From Perception to Planning: Evolving Ego-Centric Task-Oriented Spatiotemporal Reasoning via Curriculum Learning
Abstract
Modern vision-language models achieve strong performance in static perception, but remain limited in the complex spatiotemporal reasoning required for embodied, egocentric tasks. A major source of failure is their reliance on temporal priors learned from passive video data, which often leads to spatiotemporal hallucinations and poor generalization in dynamic environments. To address this, we present EgoTSR, a curriculum-based framework for learning task-oriented spatiotemporal reasoning.
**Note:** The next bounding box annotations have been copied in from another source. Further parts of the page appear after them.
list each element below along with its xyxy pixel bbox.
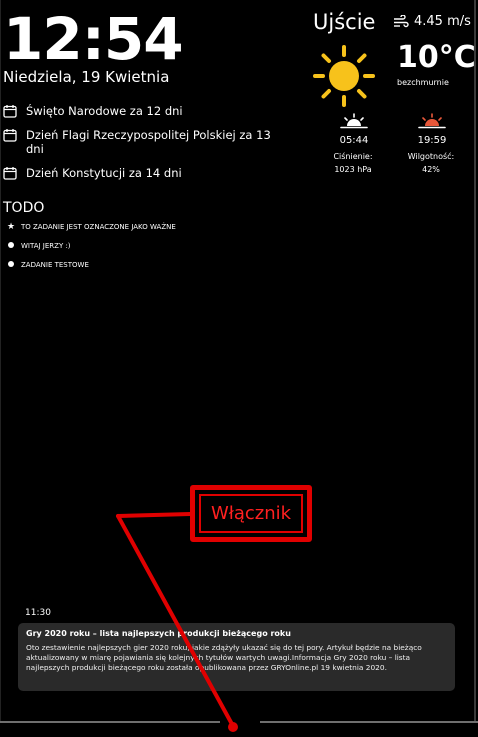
annotation-callout: Włącznik (190, 485, 312, 542)
annotation-arrow (116, 512, 238, 732)
annotation-label: Włącznik (210, 503, 292, 524)
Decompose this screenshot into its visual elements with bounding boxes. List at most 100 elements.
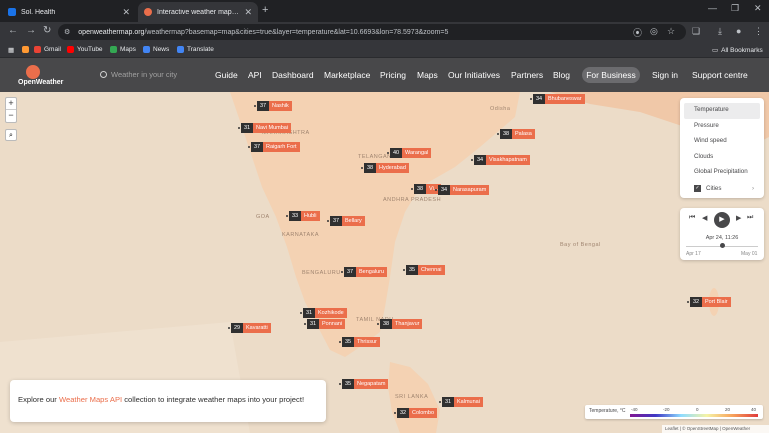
nav-maps[interactable]: Maps [417, 70, 438, 80]
reload-icon[interactable]: ↻ [43, 25, 51, 36]
timeline-start: Apr 17 [686, 251, 701, 257]
eye-off-icon[interactable]: ◎ [650, 26, 658, 37]
timeline-handle[interactable] [720, 243, 725, 248]
city-marker[interactable]: 38 Hyderabad [361, 163, 409, 173]
nav-partners[interactable]: Partners [511, 70, 543, 80]
nav-pricing[interactable]: Pricing [380, 70, 406, 80]
support-centre-link[interactable]: Support centre [692, 70, 748, 80]
city-marker[interactable]: 29 Kavaratti [228, 323, 271, 333]
forward-icon[interactable]: → [26, 25, 36, 36]
close-tab-icon[interactable]: ✕ [122, 7, 130, 18]
profile-avatar[interactable]: ● [736, 26, 741, 36]
nav-marketplace[interactable]: Marketplace [324, 70, 370, 80]
browser-tab-strip: Sol. Health ✕ Interactive weather maps -… [0, 0, 769, 22]
layer-pressure[interactable]: Pressure [684, 119, 760, 135]
bookmark-translate[interactable]: Translate [177, 46, 214, 53]
download-icon[interactable]: ⤓ [718, 26, 722, 37]
city-marker[interactable]: 40 Warangal [387, 148, 432, 158]
city-marker[interactable]: 31 Ponnani [304, 319, 346, 329]
new-tab-button[interactable]: + [262, 4, 268, 16]
nav-dashboard[interactable]: Dashboard [272, 70, 314, 80]
city-marker[interactable]: 34 Narasapuram [435, 185, 490, 195]
city-marker[interactable]: 35 Chennai [403, 265, 445, 275]
player-date: Apr 24, 11:26 [705, 235, 739, 241]
map-label: GOA [256, 214, 270, 220]
city-marker[interactable]: 35 Thrissur [339, 337, 380, 347]
city-marker[interactable]: 31 Kalmunai [439, 397, 483, 407]
city-marker[interactable]: 38 Thanjavur [377, 319, 423, 329]
timeline-end: May 01 [741, 251, 758, 257]
bookmark-youtube[interactable]: YouTube [67, 46, 103, 53]
map-label: Odisha [490, 106, 511, 112]
layer-clouds[interactable]: Clouds [684, 150, 760, 166]
for-business-button[interactable]: For Business [582, 67, 640, 83]
folder-icon: ▭ [712, 47, 719, 54]
city-search-input[interactable]: Weather in your city [100, 70, 177, 79]
layer-temperature[interactable]: Temperature [684, 103, 760, 119]
sign-in-link[interactable]: Sign in [652, 70, 678, 80]
menu-icon[interactable]: ⋮ [754, 26, 763, 37]
tab-title: Sol. Health [21, 8, 56, 16]
gmail-icon [34, 46, 41, 53]
cities-toggle[interactable]: ✓ Cities › [684, 181, 760, 197]
close-window-button[interactable]: ✕ [754, 3, 762, 14]
extensions-icon[interactable]: ❏ [692, 26, 700, 37]
maximize-button[interactable]: ❐ [731, 3, 739, 14]
step-forward-icon[interactable]: ▶ [736, 214, 741, 222]
back-icon[interactable]: ← [8, 25, 18, 36]
minimize-button[interactable]: — [708, 3, 717, 13]
bookmarks-bar: ▦ Gmail YouTube Maps News Translate ▭ All… [0, 42, 769, 58]
nav-api[interactable]: API [248, 70, 262, 80]
location-icon[interactable]: ⦿ [633, 26, 642, 39]
openweather-logo[interactable]: OpenWeather [18, 65, 74, 89]
bookmark-flag[interactable] [22, 46, 32, 53]
play-button[interactable]: ▶ [714, 212, 730, 228]
bookmark-gmail[interactable]: Gmail [34, 46, 61, 53]
city-marker[interactable]: 37 Bengaluru [341, 267, 388, 277]
close-tab-icon[interactable]: ✕ [244, 7, 252, 18]
city-marker[interactable]: 37 Bellary [327, 216, 365, 226]
legend-color-bar [630, 414, 758, 417]
city-marker[interactable]: 33 Hubli [286, 211, 320, 221]
all-bookmarks[interactable]: ▭ All Bookmarks [712, 46, 763, 55]
legend-tick: 20 [725, 407, 731, 412]
nav-our-initiatives[interactable]: Our Initiatives [448, 70, 500, 80]
zoom-in-button[interactable]: + [6, 98, 16, 110]
tab-openweather[interactable]: Interactive weather maps - Ope ✕ [138, 2, 258, 22]
url-text: openweathermap.org/weathermap?basemap=ma… [78, 28, 449, 36]
tab-favicon [8, 8, 16, 16]
city-marker[interactable]: 31 Kozhikode [300, 308, 347, 318]
weather-maps-api-link[interactable]: Weather Maps API [59, 395, 122, 404]
city-marker[interactable]: 35 Negapatam [339, 379, 389, 389]
city-marker[interactable]: 37 Nashik [254, 101, 292, 111]
youtube-icon [67, 46, 74, 53]
layer-wind-speed[interactable]: Wind speed [684, 134, 760, 150]
legend-tick: 40 [751, 407, 757, 412]
city-marker[interactable]: 34 Visakhapatnam [471, 155, 530, 165]
apps-icon[interactable]: ▦ [8, 46, 14, 54]
address-bar[interactable]: ⚙ openweathermap.org/weathermap?basemap=… [58, 24, 686, 40]
city-marker[interactable]: 37 Raigarh Fort [248, 142, 300, 152]
city-marker[interactable]: 31 Navi Mumbai [238, 123, 292, 133]
nav-guide[interactable]: Guide [215, 70, 238, 80]
step-back-icon[interactable]: ◀ [702, 214, 707, 222]
city-marker[interactable]: 32 Colombo [394, 408, 438, 418]
city-marker[interactable]: 38 Palasa [497, 129, 535, 139]
site-info-icon[interactable]: ⚙ [64, 28, 70, 36]
layer-selector: Temperature Pressure Wind speed Clouds G… [680, 98, 764, 198]
city-marker[interactable]: 34 Bhubaneswar [530, 94, 585, 104]
skip-back-icon[interactable]: ⏮ [689, 214, 695, 222]
zoom-out-button[interactable]: − [6, 110, 16, 122]
bookmark-star-icon[interactable]: ☆ [667, 26, 675, 37]
tab-sol-health[interactable]: Sol. Health ✕ [2, 2, 136, 22]
city-marker[interactable]: 32 Port Blair [687, 297, 731, 307]
layer-global-precipitation[interactable]: Global Precipitation [684, 165, 760, 181]
nav-blog[interactable]: Blog [553, 70, 570, 80]
skip-forward-icon[interactable]: ⏭ [747, 214, 753, 222]
bookmark-maps[interactable]: Maps [110, 46, 136, 53]
bookmark-news[interactable]: News [143, 46, 169, 53]
checkbox-checked-icon: ✓ [694, 184, 701, 192]
legend-tick: -40 [631, 407, 638, 412]
weather-map[interactable]: MAHARASHTRA TELANGANA ANDHRA PRADESH GOA… [0, 92, 769, 433]
map-search-icon[interactable]: ⌕ [5, 129, 17, 141]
EgoTSR is built on the premise that embodied reasoning should evolve from explicit spatial understanding to internalized task-state assessment and finally to long-horizon planning. To support this paradigm, we construct EgoTSR-Data, a large-scale dataset comprising 46 million samples organized into three stages: Chain-of-Thought supervision for explicit reasoning, weakly supervised tagging for internalizing reasoning, and long-horizon sequences composed of orthogonal atomic subtasks. We further introduce a Reasoning-Enhanced Task Decomposition mechanism that explicitly models causal dependencies between actions and objects, enabling controllable planning from high-level task descriptions. To rigorously validate our approach, we establish a Dual-Level Evaluation Framework that covers both atomic spatial perception and logical planning. Extensive experiments demonstrate that EgoTSR effectively eliminates chronological biases, achieving 92.4% accuracy on long-horizon logical reasoning tasks while maintaining 88.2% fine-grained perceptual precision, significantly outperforming existing open-source and closed-source state-of-the-art models.